I have experienced a major value change in my social life over the past year. I'm not talking about Covid-19, but talking about a career change. I left a startup where I worked for about 8 years as a director and joined another startup. The title of this article was not clear, sorry.

This was the second major milestone in my nearly four-and-a-half decades of life: the first was at age 26, when I quit graduate school, despite being admitted as a principal, to become a high school teacher, which I also quit after a year to move to a startup. I was immersed in a business that was unique from the start, with people I had never had any contact with before. This was my first startup.
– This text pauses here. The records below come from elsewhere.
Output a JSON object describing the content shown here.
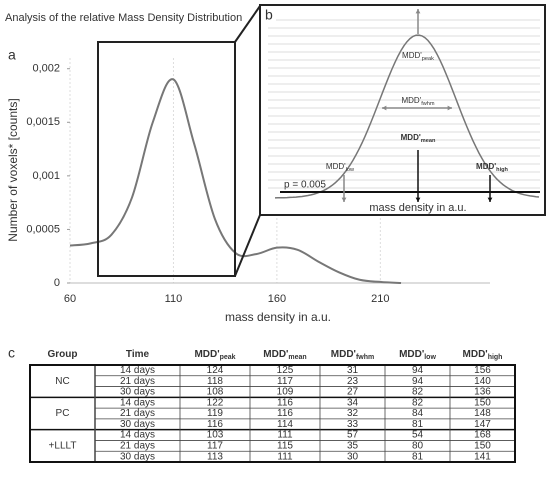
{
  "title": "Analysis of the relative Mass Density Distribution",
  "panel_labels": [
    "a",
    "b",
    "c"
  ],
  "chart_data": {
    "type": "line",
    "x_label": "mass density in a.u.",
    "y_label": "Number of voxels* [counts]",
    "x": [
      60,
      70,
      80,
      90,
      100,
      110,
      120,
      130,
      140,
      150,
      160,
      170,
      180,
      190,
      200,
      210,
      220
    ],
    "series": [
      {
        "color": "#777777",
        "values": [
          0.00035,
          0.00037,
          0.00045,
          0.0008,
          0.0015,
          0.0019,
          0.0013,
          0.0006,
          0.00028,
          0.00027,
          0.00033,
          0.00031,
          0.0002,
          0.0001,
          3e-05,
          1e-05,
          0
        ]
      }
    ],
    "xlim": [
      60,
      263
    ],
    "ylim": [
      0,
      0.0021
    ],
    "xticks": [
      60,
      110,
      160,
      210
    ],
    "yticks": [
      0,
      {
        "value": 0.0005,
        "label": "0,0005"
      },
      {
        "value": 0.001,
        "label": "0,001"
      },
      {
        "value": 0.0015,
        "label": "0,0015"
      },
      {
        "value": 0.002,
        "label": "0,002"
      }
    ],
    "grid": true
  },
  "inset": {
    "labels": [
      {
        "text": "MDD'",
        "sub": "peak"
      },
      {
        "text": "MDD'",
        "sub": "fwhm"
      },
      {
        "text": "MDD'",
        "sub": "mean"
      },
      {
        "text": "MDD'",
        "sub": "low"
      },
      {
        "text": "MDD'",
        "sub": "high"
      }
    ],
    "threshold": "p = 0.005",
    "x_label": "mass density in a.u."
  },
  "table": {
    "header": [
      {
        "text": "Group"
      },
      {
        "text": "Time"
      },
      {
        "text": "MDD'",
        "sub": "peak"
      },
      {
        "text": "MDD'",
        "sub": "mean"
      },
      {
        "text": "MDD'",
        "sub": "fwhm"
      },
      {
        "text": "MDD'",
        "sub": "low"
      },
      {
        "text": "MDD'",
        "sub": "high"
      }
    ],
    "groups": [
      {
        "name": "NC",
        "rows": [
          [
            "14 days",
            124,
            125,
            31,
            94,
            156
          ],
          [
            "21 days",
            118,
            117,
            23,
            94,
            140
          ],
          [
            "30 days",
            108,
            109,
            27,
            82,
            136
          ]
        ]
      },
      {
        "name": "PC",
        "rows": [
          [
            "14 days",
            122,
            116,
            34,
            82,
            150
          ],
          [
            "21 days",
            119,
            116,
            32,
            84,
            148
          ],
          [
            "30 days",
            116,
            114,
            33,
            81,
            147
          ]
        ]
      },
      {
        "name": "+LLLT",
        "rows": [
          [
            "14 days",
            103,
            111,
            57,
            54,
            168
          ],
          [
            "21 days",
            117,
            115,
            35,
            80,
            150
          ],
          [
            "30 days",
            113,
            111,
            30,
            81,
            141
          ]
        ]
      }
    ]
  }
}
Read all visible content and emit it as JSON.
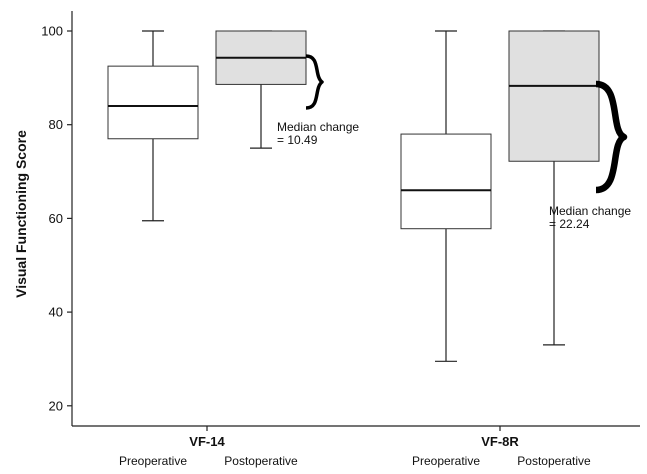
{
  "chart_data": {
    "type": "box",
    "ylabel": "Visual Functioning Score",
    "ylim": [
      18,
      104
    ],
    "yticks": [
      20,
      40,
      60,
      80,
      100
    ],
    "groups": [
      {
        "name": "VF-14",
        "boxes": [
          {
            "label": "Preoperative",
            "min": 59.5,
            "q1": 77,
            "median": 84,
            "q3": 92.5,
            "max": 100,
            "fill": "#ffffff"
          },
          {
            "label": "Postoperative",
            "min": 75,
            "q1": 88.6,
            "median": 94.3,
            "q3": 100,
            "max": 100,
            "fill": "#e0e0e0"
          }
        ],
        "annotation": {
          "line1": "Median change",
          "line2": "= 10.49"
        }
      },
      {
        "name": "VF-8R",
        "boxes": [
          {
            "label": "Preoperative",
            "min": 29.5,
            "q1": 57.8,
            "median": 66,
            "q3": 78,
            "max": 100,
            "fill": "#ffffff"
          },
          {
            "label": "Postoperative",
            "min": 33,
            "q1": 72.2,
            "median": 88.3,
            "q3": 100,
            "max": 100,
            "fill": "#e0e0e0"
          }
        ],
        "annotation": {
          "line1": "Median change",
          "line2": "= 22.24"
        }
      }
    ]
  }
}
The first company's business domain was education, but with a clientele of people I had barely snatched up in the cultural space I had experienced before leaving college. It was a service for low-achieving children, for which I developed video-intensive teaching materials and, of course, taught the classes myself. I was amazed that the very conversation of empowerment and encouragement had value and brought compensation and profit, and at the same time, it was the first major regret of my adult life. I thought I had a smattering of sociology and demography, but in the end I was unaware of the diversity of society, and I thought I knew Tokyo life, and that for some children in each town (and there are quite a few), the monotonous back and forth between educational institutions and home does not provide them the growth opportunities they need It did not occur to me that the

I might put it this way: I was only discovering problems and not trying to commit to solving them. When I did an inspection of the way I had been living for over twenty years, I realized that I had been doing only what I was good at and, therefore, had made my place in a space where I was easily appreciated, and suddenly I began to think of myself as a boring person. I guess I had prioritized what I was good at and left behind the world of hobbies, obsessions, and ambitions, or I had not developed the physical, intellectual, and sensory strength to move toward them.

With that in mind, I decided to leave my first career. Even though I received stock options and promised to work hard until the company went public. After leaving the company, I became a sole proprietor. The domain of my business started with photography, then advertising, publishing, and journalism. From the time when a very small project bought me a photo for $5 per photo for an agent on the other side of the world, the unit price of my quote was fished out until I was quoted "3 million yen per person per day" for a company with a market capitalization of 3 trillion yen in the course of 6 or 7 years of continuous private business. The eye-catching image in this article is the route of the 2011 earthquake coverage. Earnings from the production of advertising media helped me to make up the deficit in activities that did not require profitability.

However, around the age of 30, I again began to wonder if I wasn't doing work that I found interesting, or if I was only doing what I was good at. That was the reason I got involved with a SaaS startup.